In this scenario, the single parent goes from having to pay $68/month on a $26,000/year income to paying almost nothing under the enhanced subsidies of the IRA (a nominal $2/month).

At $45,000/year, both they and their child are enrolled in a subsidized ACA plan, saving over $2,300/year thanks to the IRA.

At $75,000/year, they'd have to pay the full $611/month under the original ACA formula, but this drops to $496/month under the IRA. While the IRA has a hard net premium cap of 8.5% of income, this parent never actually sees that as even at full price they never pay more than 8% of their income anyway.

Next, let's look at a "nuclear family"...a 40-yr old couple raising two children age 12 & 10.

Again, the CHIP factor complicates this a bit; at $40,000/year, this family is only earning 144% FPL, which means the children both qualify for CHIP while the parents can get a heavily-subsidized ACA exchange plan. At full price the benchmark Silver policy would cost $873/month for just the parents, or $1,395/month for all four family members.

Thanks to the IRA's enhanced subsidies, this family saves thousands of dollars per year...the highest savings shown in the table is over $6,400 saved, but it could theoretically go as high as nearly $7,300 saved if the household happens to earn just over 400% FPL (a little over $111,000/year). At that income level, they'd go from paying 15% of their annual income to just 8.5%.

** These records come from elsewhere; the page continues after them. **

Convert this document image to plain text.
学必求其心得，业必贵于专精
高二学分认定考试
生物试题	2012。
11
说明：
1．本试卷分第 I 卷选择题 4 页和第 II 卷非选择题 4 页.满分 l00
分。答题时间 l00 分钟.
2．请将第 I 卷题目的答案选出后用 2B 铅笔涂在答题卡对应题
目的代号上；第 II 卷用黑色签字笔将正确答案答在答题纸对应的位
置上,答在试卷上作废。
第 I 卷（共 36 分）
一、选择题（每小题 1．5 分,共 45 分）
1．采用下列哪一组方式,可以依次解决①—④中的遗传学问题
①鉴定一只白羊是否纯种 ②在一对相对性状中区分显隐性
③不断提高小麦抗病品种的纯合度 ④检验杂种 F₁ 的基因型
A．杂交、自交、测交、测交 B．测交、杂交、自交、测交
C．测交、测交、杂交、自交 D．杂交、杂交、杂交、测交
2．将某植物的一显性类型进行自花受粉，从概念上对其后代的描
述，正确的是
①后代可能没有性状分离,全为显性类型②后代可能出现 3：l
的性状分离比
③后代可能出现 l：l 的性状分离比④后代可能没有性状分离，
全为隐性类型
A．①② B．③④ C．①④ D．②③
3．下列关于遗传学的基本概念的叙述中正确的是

Finally, here's the real jaw-dropper: A 60-yr old couple.

At full price, the benchmark Silver plan would cost over $22,000/year at that age...and at that level, the Subsidy Cliff isn't even a chasm anymore; it's a sheer freefall from the stratosphere. At just over 400% of the Federal Poverty Level, this couple would have had to pay over 30% of their entire annual income in premiums under the old subsidy formula, making it utterly unaffordable.

Thanks to the ARP/IRA improvements, they're now capped at no more than 8.5% of their income in net premiums...saving them as much as $16,000/year. That's not a typo.